Wie bereits erwähnt ist die Performance ein zentrales Element für den Erfolg der Applikation. Die Gesamtperformance setzt sich dabei aus verschiedenen Elementen zusammen: Zum einen aus der Performance der App selbst; zum anderen aber auch aus der Performance des Backends, mit dem die App kommuniziert. Eine App wird sehr schnell nicht mehr genutzt, wenn sie zwar schnell geladen ist, aber für jeden Arbeitsschritt, den sie für die Kommunikation mit dem Server aufwendet, eine gefühlte Ewigkeit benötigt. Die Strategie hier sollte sein, gezielte Tests im Backend auszuführen und dabei das Verhalten der App genau unter die Lupe zu nehmen. Dies kann sehr gut mit kommerziellen Tools wie zum Beispiel SOASTA CloudTest und TouchTest geplant und durchgeführt werden. Bei den Apps selber müssen die initialen Ladezeit sowie die Ladezeit zwischen Prozessschritten untersucht werden. Welche Verarbeitungsschritte werden gebraucht? Wie sieht der Ressourcenverbrauch aus? Dabei ist nicht nur die real gemessene Zeit relevant, sondern auch die gefühlte. Das Netzwerk spielt eine weitere wesentliche Rolle: Sind wir über WLAN, LTE, G3 oder GSM verbunden? Hinzu kommt bei einer mobilen App, wie der Einfluss auf die Performance ist, wenn während der Nutzung das Netzwerk gewechselt wird.

Robustheitstests

Vor allem Android-Geräte, die sich aufgrund unterschiedlicher Hardware sowie herstellerspezifischer Erweiterungen trotz gleicher Betriebssystemversion unterschiedlich verhalten, erfordern, dass wir Apps auf Robustheit testen. Wie reagiert die App bei bekannten Fehlern in den Geräten?

Portabilitätstests – Installation und Kompatibilität

Das Schlimmste, was passieren kann, ist, dass der Kunde nicht einmal die Chance hat, die App zu nutzen. Die Herausforderung besteht darin, die notwendigen Zielplattformen zu kennen und sicherzustellen, dass die App sich auf diesen Plattformen installieren, ausführen und benutzen lässt. Die Kompatibilität mit den Geräten muss gegeben sein.
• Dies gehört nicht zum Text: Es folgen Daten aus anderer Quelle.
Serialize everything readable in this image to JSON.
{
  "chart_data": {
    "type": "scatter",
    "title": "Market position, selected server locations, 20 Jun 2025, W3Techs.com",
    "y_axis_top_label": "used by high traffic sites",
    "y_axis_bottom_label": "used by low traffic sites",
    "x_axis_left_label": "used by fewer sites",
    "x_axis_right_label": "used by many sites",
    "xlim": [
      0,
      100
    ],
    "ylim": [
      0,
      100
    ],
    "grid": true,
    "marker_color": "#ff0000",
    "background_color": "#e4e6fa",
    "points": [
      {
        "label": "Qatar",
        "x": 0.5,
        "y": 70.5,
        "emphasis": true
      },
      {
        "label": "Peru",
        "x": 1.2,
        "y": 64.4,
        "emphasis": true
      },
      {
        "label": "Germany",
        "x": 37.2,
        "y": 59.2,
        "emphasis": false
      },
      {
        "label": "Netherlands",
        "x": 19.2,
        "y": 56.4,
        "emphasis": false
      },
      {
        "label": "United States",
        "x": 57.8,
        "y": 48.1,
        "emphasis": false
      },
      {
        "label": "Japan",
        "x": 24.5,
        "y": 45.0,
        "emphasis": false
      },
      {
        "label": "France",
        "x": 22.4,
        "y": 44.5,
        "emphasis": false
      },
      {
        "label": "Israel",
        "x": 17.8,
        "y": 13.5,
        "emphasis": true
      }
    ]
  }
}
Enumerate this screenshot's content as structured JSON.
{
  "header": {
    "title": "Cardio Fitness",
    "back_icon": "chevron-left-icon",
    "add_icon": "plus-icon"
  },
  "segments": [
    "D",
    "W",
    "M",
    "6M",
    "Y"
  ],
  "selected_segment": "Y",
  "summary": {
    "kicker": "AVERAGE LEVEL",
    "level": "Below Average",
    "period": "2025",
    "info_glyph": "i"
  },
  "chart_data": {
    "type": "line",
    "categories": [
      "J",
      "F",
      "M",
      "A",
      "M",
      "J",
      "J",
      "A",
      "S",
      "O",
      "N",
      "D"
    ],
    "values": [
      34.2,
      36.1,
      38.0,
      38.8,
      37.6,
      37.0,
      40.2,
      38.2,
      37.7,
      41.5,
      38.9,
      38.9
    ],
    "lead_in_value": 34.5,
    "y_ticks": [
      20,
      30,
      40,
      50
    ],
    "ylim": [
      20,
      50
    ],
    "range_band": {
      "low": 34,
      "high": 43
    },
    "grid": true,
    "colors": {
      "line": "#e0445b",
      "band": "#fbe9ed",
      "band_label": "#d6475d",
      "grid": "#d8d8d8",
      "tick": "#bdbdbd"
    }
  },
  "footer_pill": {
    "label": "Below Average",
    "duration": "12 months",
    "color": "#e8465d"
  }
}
Internationalization und Localization Testing

Einige Apps setzen je nach Land andere Sprachen, GUI-Elemente oder gar Nutzungsprozesse ein. Sollte dies der Fall sein, ist es notwendig, eine adäquate Strategie zu fahren. Es muss geprüft werden, ob man die regionalen Anpassungen vor Ort mit Simulatoren testen kann oder ob man ausgewählte Gerätetypen in den jeweiligen Ländern zum Test durch einheimische einsetzt. Diese Art von Test kann sehr kostspielig sein.

Regressionstests

Apps haben meistens ein kurzes Versionsleben. Sie werden öfter als andere Software aktualisiert. Bevor die App nach Fehlernachtests oder Tests neuer Funktionalitäten ausgeliefert wird, muss ein Regressionstest durchgeführt werden. Die Tiefe des Regressionstest sollte nach Möglichkeit durch eine Auswirkungsanalyse definiert werden.

Testautomatisierung

Der manuelle Test der Apps ist unumgänglich. Die Automatisierung von Tests ist jedoch ebenfalls sehr wichtig. Es gibt eine Reihe von Tools auf dem Markt, die unterschiedliche Schwerpunkte setzen. Eine Auswahl ohne ein Proof of Concept ist kaum möglich, da die Konzepte dahinter sehr variieren. Neben Werkzeugen kommerzieller Anbieter wie zum Beispiel SOASTA oder Ranorex gibt es auch Open-Source-Alternativen wie beispielsweise Selendroid und ios-driver zum automatisierten Test mit Selenium.

Fazit

Mobile App Testing ist deutlich mehr, als was bisher im Rahmen der Softwarequalitätssicherung gemacht worden ist. Die Komplexität und Vielfalt, die durch Betriebssysteme, Applikationstypen, Geräte, Netzwerke, Displaygrößen, User Experience, Interoperabilität, Sicherheit, Performance etc. gegeben ist, muss während des Testprozesses bedacht, geplant und in der Testausführung berücksichtigt werden. Der Erfolg eines Unternehmens ist immer stärker daran gekoppelt, wie es mit dem Kunden unterwegs agiert und wie zufrieden diese mit der App sind. Unsere Fähigkeiten als Tester müssen wir an die neuen Gegebenheiten anpassen.